V. UN DÉVELOPPEMENT DE LA COOPÉRATION INTERNATIONALE QUI DOIT RESPECTER L'ÉQUILIBRE INSTITUTIONNEL EUROPÉEN

A. UNE ACTION ACCRUE DE LA COMMISSION EUROPÉENNE DANS LA COOPÉRATION INTERNATIONALE

1. Une coopération fondée autrefois sur l'initiative des États membres

Les règlements de 2017 comprenaient peu de dispositions relatives à la coopération euro-internationale en ce qui concerne les dispositifs médicaux. Les articles 102 du règlement (UE) 2017/745 et 97 du règlement (UE) 2017/746 mentionnent ainsi simplement que « les États membres, avec le soutien de la Commission, participent, s'il y a lieu, aux initiatives mises au point au niveau international dans le but d'assurer la coopération des autorités chargées de la réglementation » dans le domaine des dispositifs médicaux ou des DM-DIV.

Or la proposition de règlement supprime ces dispositions, et met en place une nouvelle section 2 intitulée « Coopération internationale », dans laquelle la Commission joue un rôle central.

2. Un rôle désormais prépondérant de la Commission européenne

Cette section 2 comprend notamment un nouvel article 108 bis qui confie l'essentiel des initiatives de coopération internationale à la Commission européenne, avec le cas échéant, le soutien des États membres.

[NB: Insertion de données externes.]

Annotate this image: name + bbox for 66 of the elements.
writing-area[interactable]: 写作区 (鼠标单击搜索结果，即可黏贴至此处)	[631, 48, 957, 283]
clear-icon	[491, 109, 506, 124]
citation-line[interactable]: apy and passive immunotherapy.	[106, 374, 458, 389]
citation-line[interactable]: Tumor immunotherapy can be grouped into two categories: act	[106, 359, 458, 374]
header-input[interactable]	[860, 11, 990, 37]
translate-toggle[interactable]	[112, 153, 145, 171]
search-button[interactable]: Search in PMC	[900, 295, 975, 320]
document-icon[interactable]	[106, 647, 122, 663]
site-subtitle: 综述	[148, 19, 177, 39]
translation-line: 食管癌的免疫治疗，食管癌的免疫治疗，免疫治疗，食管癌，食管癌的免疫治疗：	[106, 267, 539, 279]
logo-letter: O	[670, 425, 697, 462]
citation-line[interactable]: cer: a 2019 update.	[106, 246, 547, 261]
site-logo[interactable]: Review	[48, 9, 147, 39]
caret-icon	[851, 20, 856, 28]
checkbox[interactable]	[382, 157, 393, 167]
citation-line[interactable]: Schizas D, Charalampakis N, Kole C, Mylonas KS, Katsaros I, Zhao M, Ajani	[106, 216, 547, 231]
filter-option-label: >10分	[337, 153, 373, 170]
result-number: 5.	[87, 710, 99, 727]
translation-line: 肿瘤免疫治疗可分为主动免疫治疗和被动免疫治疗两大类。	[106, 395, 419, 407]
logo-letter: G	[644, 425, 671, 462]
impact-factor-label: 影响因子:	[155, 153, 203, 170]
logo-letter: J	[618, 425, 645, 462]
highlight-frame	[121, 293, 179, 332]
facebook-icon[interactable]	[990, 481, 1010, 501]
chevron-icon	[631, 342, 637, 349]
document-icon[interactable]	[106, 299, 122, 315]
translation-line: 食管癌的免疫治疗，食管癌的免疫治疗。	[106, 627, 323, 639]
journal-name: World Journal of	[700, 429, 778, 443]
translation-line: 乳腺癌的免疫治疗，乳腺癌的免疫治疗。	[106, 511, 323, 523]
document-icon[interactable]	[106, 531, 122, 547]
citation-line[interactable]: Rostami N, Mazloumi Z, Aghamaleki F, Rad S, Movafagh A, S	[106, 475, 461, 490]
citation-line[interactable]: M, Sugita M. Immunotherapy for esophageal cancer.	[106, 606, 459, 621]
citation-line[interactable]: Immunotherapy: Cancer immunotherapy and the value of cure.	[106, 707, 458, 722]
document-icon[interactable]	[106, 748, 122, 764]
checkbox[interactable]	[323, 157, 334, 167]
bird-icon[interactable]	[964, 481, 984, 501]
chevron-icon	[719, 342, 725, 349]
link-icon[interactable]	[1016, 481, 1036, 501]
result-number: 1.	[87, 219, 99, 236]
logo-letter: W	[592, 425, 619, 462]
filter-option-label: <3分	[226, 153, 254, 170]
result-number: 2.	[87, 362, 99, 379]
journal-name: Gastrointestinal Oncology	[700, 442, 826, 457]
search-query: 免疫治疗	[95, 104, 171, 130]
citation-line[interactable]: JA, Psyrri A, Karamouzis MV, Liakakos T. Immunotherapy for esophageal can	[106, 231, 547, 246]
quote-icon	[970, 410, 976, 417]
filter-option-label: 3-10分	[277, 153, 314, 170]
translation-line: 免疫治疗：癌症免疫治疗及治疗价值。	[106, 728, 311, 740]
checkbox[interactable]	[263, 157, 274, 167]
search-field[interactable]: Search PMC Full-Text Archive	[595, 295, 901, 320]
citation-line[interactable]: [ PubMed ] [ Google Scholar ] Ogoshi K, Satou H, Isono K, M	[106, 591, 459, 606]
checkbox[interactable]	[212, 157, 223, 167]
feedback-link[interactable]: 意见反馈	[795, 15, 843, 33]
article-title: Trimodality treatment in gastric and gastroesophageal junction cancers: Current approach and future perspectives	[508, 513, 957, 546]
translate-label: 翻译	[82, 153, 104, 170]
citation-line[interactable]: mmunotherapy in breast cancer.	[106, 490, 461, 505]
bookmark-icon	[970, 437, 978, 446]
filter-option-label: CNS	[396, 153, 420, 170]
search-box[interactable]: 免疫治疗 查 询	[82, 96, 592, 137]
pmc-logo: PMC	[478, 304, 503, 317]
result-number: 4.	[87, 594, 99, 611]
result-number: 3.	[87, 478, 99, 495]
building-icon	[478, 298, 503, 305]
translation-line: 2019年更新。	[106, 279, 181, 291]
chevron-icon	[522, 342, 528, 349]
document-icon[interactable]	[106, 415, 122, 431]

Elle devrait ainsi assurer « une coopération réglementaire internationale dans le domaine des dispositifs médicaux et des dispositifs médicaux de diagnostic in vitro en vue de promouvoir un niveau élevé de protection de la santé publique et de la sécurité des patients, de favoriser l'innovation et d'améliorer l'efficacité dans le respect de la réglementation grâce à la convergence mondiale ».

Cette coopération se déclinerait par la participation de la Commission à certaines structures internationales comme le Forum international des autorités de réglementation des dispositifs médicaux (IMDRF), au programme d'audit unique des dispositifs médicaux (MDSAP) et d'autres organisations internationales de normalisation.

Le paragraphe 4 de ce nouvel article permettrait en outre à la Commission de signer des « arrangements administratifs » avec des pays tiers et avec des organisations internationales aux fins de la coopération réglementaire.

Un nouvel article 108 ter prévoit enfin la participation de la Commission européenne à des mécanismes ou à des programmes de confiance réglementaire bilatéraux ou multilatéraux qui lui permettent de recourir à des évaluations, à des inspections et à d'autres décisions réglementaires.